Coming to faith in Jesus Christ is like dying, but that is a good thing. The old self had to be put to death, that is, the old arrogance and conceit to think that one could gain godlikeness without any help from God. Our sin nature is the essence that animated Adam in the Garden to take the fruit of the tree in order to be “like God.” Oh, the foolishness of a God-image-bearer trying to be like God by rebelling against God. Adam (and we) wanted independent godlikeness, rather than created or given godliness. That old-man way of thinking needed to die. Could this be what God ultimately meant when He told Adam, “[I]n the day you eat of it you shall surely die” (Gen 2:27)? In the day he ate, the verdict was set. He instantly died spiritually (separated from God), relationally (separated from Eve through accusations and shame) and emotionally (separated from himself through shame). Yet there was another death verdict seeded at that time as well: the death of Christ, the perfect image bearer, the new Adam, the One in whom and through whom we identify in His death (and which baptism symbolizes).
To paraphrase Paul, now that we have that straight, let us go on to say, “We believe that we shall also live with Him.” The layers of metaphor and figures of speech are difficult to sort out from a literary analysis, but the meaning resonates with the believer. In the same way that we died with Christ, so now we live with Him. That old man is dead, so that the true image-bearingness, if I might term it, might rise and live, measuring up to the perfect image bearer. Just as the Law showed us our fallenness, Christ now show us true godliness—it resides in being united with Him!

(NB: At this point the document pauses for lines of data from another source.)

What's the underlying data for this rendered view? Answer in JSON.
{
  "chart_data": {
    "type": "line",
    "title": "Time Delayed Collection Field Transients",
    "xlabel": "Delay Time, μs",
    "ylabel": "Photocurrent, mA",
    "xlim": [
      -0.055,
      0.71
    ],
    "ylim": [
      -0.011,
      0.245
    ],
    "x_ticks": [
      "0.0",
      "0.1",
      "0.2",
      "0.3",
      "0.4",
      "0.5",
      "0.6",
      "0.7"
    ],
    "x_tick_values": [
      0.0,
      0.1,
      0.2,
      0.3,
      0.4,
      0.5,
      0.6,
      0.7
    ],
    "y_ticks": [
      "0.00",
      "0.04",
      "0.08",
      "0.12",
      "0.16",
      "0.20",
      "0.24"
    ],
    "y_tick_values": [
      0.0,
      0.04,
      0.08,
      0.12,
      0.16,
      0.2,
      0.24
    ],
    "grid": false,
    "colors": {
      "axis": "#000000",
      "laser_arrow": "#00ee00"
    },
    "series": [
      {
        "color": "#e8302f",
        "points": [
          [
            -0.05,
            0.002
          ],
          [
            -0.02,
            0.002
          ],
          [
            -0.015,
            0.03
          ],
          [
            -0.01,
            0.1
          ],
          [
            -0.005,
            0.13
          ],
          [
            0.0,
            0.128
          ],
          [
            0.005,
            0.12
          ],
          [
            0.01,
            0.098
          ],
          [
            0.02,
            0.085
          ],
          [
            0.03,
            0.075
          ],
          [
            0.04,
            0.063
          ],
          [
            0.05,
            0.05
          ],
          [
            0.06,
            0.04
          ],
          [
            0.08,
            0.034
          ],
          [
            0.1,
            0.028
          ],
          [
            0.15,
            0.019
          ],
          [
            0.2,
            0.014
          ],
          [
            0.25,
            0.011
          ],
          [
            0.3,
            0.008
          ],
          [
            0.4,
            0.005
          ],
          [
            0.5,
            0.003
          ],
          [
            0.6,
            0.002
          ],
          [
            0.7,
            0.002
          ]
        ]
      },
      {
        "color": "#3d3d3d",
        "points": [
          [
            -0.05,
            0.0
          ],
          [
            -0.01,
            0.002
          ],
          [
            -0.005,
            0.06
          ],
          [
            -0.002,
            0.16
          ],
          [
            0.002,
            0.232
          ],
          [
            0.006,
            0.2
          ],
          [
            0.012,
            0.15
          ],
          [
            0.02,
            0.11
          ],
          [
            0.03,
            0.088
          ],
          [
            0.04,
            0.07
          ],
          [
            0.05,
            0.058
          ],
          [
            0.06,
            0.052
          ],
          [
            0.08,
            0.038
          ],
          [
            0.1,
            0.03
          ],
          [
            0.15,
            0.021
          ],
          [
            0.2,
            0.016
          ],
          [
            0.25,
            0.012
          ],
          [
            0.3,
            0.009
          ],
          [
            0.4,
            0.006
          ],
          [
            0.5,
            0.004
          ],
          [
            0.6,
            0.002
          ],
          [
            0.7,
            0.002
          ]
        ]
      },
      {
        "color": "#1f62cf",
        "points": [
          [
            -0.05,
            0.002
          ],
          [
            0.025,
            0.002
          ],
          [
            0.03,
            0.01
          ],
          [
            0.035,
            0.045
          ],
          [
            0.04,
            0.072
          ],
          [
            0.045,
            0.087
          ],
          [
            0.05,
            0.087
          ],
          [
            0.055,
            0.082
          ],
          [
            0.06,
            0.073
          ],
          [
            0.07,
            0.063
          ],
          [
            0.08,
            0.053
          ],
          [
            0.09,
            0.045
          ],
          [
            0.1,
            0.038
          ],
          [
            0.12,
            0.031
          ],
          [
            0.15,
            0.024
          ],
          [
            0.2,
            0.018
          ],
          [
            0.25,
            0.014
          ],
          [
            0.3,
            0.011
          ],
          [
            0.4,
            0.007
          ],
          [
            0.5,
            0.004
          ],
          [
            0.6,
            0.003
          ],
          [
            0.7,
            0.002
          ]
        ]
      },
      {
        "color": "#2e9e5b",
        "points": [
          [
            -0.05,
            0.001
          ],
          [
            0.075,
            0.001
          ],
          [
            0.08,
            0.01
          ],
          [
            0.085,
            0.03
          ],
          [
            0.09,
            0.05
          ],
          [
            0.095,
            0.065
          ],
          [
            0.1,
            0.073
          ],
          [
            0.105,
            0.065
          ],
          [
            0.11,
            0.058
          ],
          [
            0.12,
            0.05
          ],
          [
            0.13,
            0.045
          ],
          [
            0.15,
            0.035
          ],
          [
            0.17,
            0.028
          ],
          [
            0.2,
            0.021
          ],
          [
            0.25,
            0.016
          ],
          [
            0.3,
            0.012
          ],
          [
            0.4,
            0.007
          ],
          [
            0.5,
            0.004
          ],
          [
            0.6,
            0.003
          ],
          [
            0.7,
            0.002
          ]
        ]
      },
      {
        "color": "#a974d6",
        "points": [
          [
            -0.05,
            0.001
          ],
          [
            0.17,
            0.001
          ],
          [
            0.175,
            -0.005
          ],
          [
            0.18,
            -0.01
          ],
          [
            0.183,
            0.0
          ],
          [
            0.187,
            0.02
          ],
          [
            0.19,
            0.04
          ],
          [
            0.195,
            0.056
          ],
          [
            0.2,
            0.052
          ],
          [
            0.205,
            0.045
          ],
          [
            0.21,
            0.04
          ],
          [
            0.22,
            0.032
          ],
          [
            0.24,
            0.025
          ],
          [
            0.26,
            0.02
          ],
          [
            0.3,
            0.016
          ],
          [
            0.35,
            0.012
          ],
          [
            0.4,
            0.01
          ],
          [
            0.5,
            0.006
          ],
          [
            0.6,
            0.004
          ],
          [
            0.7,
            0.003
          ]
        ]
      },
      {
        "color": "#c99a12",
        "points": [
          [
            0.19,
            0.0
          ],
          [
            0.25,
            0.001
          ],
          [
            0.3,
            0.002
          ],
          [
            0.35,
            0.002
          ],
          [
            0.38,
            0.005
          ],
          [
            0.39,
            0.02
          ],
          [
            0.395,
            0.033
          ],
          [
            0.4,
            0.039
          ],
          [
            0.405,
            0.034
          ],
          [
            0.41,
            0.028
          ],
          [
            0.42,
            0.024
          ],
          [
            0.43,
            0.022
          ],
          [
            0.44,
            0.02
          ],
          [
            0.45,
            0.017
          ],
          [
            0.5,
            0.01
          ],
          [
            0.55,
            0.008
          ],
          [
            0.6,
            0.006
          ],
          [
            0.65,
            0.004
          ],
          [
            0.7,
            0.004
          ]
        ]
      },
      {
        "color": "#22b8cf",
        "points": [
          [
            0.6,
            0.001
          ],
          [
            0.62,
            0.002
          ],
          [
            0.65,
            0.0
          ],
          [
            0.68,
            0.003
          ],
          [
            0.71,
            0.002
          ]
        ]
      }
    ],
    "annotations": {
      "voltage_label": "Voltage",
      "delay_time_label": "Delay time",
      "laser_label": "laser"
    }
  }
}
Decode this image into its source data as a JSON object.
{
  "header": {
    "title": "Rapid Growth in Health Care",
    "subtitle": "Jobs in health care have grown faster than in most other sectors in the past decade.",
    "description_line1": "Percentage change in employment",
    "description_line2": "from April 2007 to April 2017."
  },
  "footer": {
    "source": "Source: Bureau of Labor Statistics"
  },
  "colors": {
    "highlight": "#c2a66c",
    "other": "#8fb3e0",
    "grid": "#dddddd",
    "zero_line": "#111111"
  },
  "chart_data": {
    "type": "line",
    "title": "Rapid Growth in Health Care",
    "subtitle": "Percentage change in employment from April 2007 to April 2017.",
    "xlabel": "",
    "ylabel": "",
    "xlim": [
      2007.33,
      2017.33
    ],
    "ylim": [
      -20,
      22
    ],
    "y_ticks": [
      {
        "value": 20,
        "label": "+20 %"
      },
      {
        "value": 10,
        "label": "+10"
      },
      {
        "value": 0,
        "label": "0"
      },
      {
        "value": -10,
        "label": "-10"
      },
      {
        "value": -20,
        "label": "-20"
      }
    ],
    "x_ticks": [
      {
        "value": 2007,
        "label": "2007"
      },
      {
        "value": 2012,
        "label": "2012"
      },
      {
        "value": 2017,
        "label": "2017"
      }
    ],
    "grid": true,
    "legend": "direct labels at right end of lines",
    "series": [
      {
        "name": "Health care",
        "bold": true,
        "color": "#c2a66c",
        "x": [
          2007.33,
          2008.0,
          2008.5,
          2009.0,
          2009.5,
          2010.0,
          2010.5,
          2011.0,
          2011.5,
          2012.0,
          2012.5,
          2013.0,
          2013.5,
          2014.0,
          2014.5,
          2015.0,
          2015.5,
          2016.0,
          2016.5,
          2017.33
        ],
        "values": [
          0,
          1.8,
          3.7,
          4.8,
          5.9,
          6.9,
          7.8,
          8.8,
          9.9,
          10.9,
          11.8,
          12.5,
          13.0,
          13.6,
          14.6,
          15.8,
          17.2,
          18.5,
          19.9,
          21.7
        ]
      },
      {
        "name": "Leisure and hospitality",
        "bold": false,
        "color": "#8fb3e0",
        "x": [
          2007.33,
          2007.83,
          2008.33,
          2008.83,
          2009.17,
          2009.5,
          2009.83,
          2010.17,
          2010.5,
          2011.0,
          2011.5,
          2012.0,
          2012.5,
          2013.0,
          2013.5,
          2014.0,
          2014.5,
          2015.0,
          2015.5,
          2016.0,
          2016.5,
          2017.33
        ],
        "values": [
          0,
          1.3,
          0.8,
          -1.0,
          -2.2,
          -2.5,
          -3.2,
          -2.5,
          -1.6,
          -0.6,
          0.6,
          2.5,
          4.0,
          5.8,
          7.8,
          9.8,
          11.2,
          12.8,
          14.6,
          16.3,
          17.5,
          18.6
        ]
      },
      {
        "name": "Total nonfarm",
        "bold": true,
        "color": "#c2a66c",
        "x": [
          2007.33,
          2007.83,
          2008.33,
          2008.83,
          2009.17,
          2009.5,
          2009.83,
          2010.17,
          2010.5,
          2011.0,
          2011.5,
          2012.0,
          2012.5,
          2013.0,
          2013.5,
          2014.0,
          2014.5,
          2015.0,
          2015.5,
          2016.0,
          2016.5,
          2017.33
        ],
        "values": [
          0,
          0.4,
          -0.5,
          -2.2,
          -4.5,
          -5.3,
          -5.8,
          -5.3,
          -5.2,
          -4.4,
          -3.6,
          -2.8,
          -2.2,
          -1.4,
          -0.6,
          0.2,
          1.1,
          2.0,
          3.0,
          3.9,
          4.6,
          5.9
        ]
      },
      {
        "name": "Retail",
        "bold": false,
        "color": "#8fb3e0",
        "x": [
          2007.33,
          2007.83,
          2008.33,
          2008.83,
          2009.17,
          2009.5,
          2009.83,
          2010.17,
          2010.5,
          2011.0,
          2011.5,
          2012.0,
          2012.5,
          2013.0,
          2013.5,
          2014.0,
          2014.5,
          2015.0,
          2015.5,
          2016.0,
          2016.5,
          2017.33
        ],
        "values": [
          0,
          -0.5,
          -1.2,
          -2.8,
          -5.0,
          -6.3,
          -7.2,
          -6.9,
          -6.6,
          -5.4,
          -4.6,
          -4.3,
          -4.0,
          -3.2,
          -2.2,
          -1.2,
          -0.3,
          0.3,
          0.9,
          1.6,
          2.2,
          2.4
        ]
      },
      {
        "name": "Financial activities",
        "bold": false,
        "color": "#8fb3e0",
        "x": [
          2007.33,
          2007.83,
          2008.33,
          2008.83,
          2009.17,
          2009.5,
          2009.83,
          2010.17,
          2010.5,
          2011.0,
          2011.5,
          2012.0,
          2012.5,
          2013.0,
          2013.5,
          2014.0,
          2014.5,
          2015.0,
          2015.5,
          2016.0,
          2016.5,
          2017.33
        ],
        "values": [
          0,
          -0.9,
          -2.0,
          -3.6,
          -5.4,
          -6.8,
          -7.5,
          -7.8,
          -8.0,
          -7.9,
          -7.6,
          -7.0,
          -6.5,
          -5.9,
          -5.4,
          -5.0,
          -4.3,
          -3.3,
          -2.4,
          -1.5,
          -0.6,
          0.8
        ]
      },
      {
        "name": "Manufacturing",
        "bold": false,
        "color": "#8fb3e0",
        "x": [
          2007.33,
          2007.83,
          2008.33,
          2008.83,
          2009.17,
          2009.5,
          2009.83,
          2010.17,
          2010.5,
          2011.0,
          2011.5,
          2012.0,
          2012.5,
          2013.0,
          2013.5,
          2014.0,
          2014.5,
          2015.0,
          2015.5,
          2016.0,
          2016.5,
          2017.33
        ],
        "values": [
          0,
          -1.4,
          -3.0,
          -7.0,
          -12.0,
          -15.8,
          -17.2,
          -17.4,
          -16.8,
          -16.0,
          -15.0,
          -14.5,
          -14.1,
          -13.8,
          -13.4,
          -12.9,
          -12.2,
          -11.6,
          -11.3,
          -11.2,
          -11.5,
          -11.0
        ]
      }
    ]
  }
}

Just as we identified with Him in His death through our baptism, so also we identified with Him in His resurrection through our baptism. That is why baptism is so important to our Christian life, as those who have come to be justified by grace through faith. Not that baptism saves; it does not. But it is the supreme acknowledgement that a person has embraced the profound transformation that has taken place in justification. It captures in the most picturesque way the immensely profound change that takes place when a person turns from self-exalting efforts to humble acceptance of God’s grace. Over such a person the death sentence on Adam’s family no longer has mastery! It is null and void.
Lord, a billion years would not be enough to praise You for rescuing me from the sentence of death and giving me a permanent, secure eternal life in Christ.